On top of that, China suffered accelerating capital outflows from domestic investors and companies. According to the IIF, these outflows were largely due to concerns about a renminbi depreciation. “Data through Q3 suggest that a substantial portion of the outflows in 2015 reflected a reduction in dollar liabilities by Chinese corporates and, more recently, individuals, due to concerns about RMB weakening. This shift was reflected in declining loans in foreign currencies,” according to the report.
However, the dramatic deterioration in the capital flows balance can chiefly be attributed to foreign investors. The main culprits are foreign private creditors such as banks, who withdrew a net $257bn from emerging markets, in a big contrast to the $351bn in inflows in 2014.
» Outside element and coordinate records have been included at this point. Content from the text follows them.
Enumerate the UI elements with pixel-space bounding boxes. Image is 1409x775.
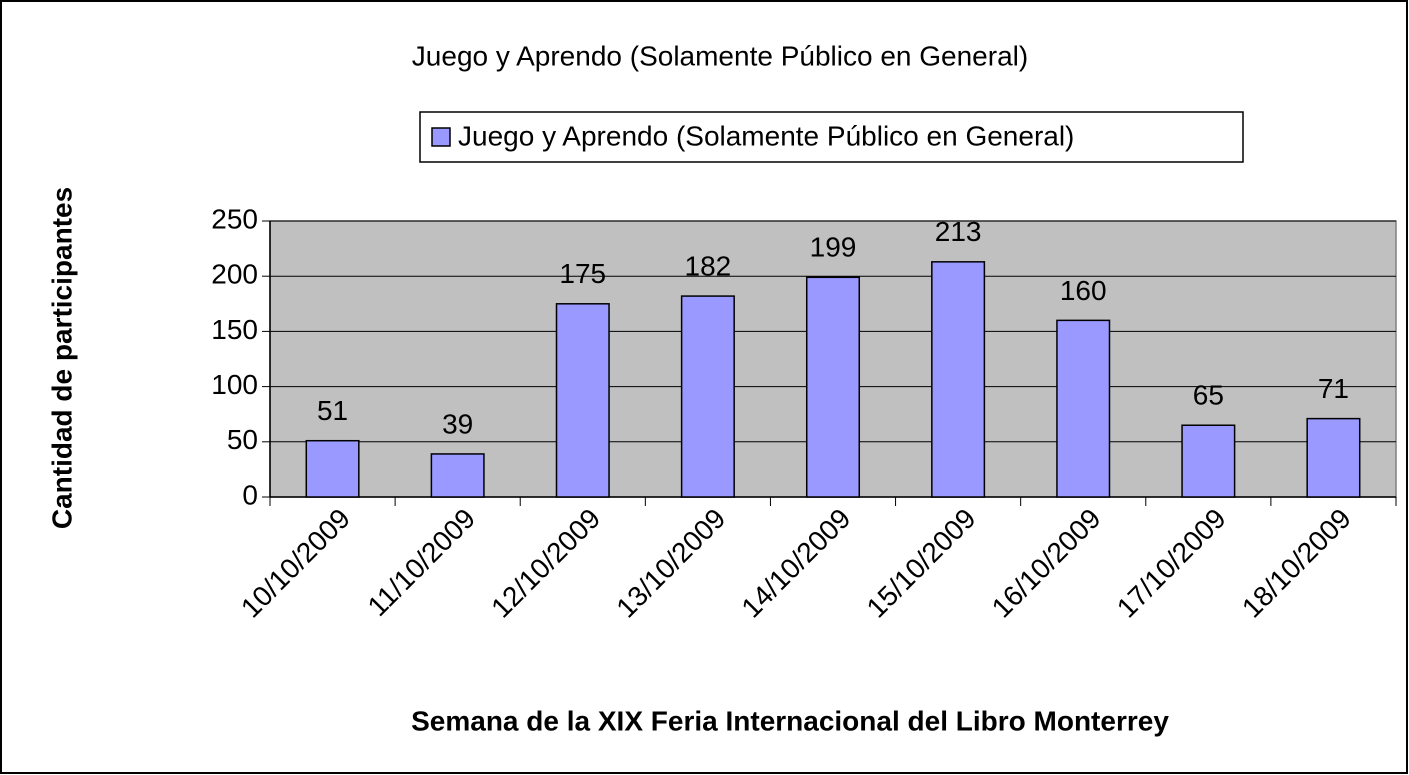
y-tick-label: 0 bbox=[242, 479, 258, 510]
data-label: 182 bbox=[685, 250, 732, 281]
legend: Juego y Aprendo (Solamente Público en Ge… bbox=[419, 111, 1244, 163]
bar bbox=[1181, 424, 1236, 498]
bar bbox=[305, 439, 360, 498]
x-axis-title: Semana de la XIX Feria Internacional del… bbox=[411, 705, 1169, 736]
chart-title: Juego y Aprendo (Solamente Público en Ge… bbox=[412, 40, 1028, 71]
data-label: 51 bbox=[317, 395, 348, 426]
data-label: 199 bbox=[810, 232, 857, 263]
bar bbox=[430, 453, 485, 498]
legend-swatch bbox=[431, 127, 451, 147]
data-label: 39 bbox=[442, 408, 473, 439]
bar bbox=[680, 295, 735, 498]
bar bbox=[1306, 417, 1361, 498]
y-tick-label: 250 bbox=[211, 203, 258, 234]
y-tick-label: 100 bbox=[211, 369, 258, 400]
data-label: 71 bbox=[1318, 373, 1349, 404]
data-label: 213 bbox=[935, 216, 982, 247]
bar bbox=[931, 261, 986, 498]
data-label: 160 bbox=[1060, 275, 1107, 306]
legend-label: Juego y Aprendo (Solamente Público en Ge… bbox=[458, 120, 1074, 151]
y-tick-label: 150 bbox=[211, 314, 258, 345]
y-tick-label: 50 bbox=[227, 424, 258, 455]
bar bbox=[805, 276, 861, 498]
bar bbox=[1056, 319, 1111, 498]
y-tick-label: 200 bbox=[211, 259, 258, 290]
legend-box bbox=[419, 111, 1244, 163]
y-axis-title: Cantidad de participantes bbox=[46, 187, 77, 529]
data-label: 65 bbox=[1193, 380, 1224, 411]
data-label: 175 bbox=[559, 258, 606, 289]
bar bbox=[555, 303, 610, 498]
Nevertheless, the outflows in 2015 may sound more alarming than they actually are. After all, China still has big foreign currency reserves, a large current account surplus and still very decent economic growth even if the numbers have been inflated. According to the IIF, other emerging market economies such as Brazil, Turkey and South Africa, with their large current account deficits, high levels of FX corporate indebtedness and unstable political situation, are more vulnerable in the event of elevated EM turbulence.